The Total Cholesterol to HDL ratio (TC/HDL) provides a snapshot of your overall cholesterol balance. It is calculated by dividing total cholesterol by HDL cholesterol. A ratio below 3.5 is considered ideal, 3.5–5.0 is average risk, and above 5.0 indicates elevated cardiovascular risk. Some studies suggest the TC/HDL ratio is a better predictor of heart disease than LDL alone because it captures both the atherogenic (LDL + VLDL) and protective (HDL) components in a single metric.

Can cholesterol be too low?

Very low LDL cholesterol (below 40 mg/dL) occurs naturally in some individuals and in patients taking potent lipid-lowering therapy. Large clinical trials (FOURIER, ODYSSEY Outcomes) have not shown adverse effects from achieving very low LDL levels with medication. However, extremely low total cholesterol has been associated in some observational studies with increased risk of hemorrhagic stroke and certain cancers, though causation has not been established.

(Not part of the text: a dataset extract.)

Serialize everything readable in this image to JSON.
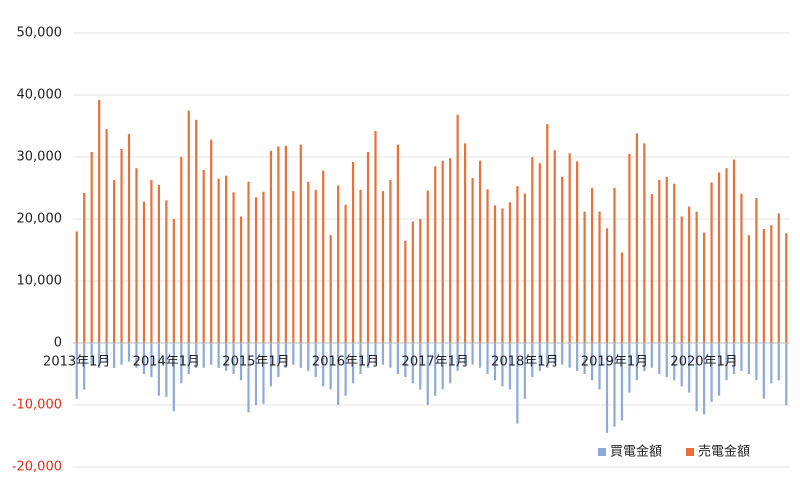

Most experts agree that the benefits of lowering LDL outweigh potential risks for patients with established cardiovascular disease.

How often should cholesterol be checked?

The AHA recommends cholesterol screening every 4–6 years for adults aged 20 and older with average risk. For patients on lipid-lowering therapy, levels should be checked 4–12 weeks after starting or adjusting medication, then every 3–12 months. Patients with elevated cardiovascular risk, diabetes, or family history of premature heart disease should be screened more frequently, typically annually.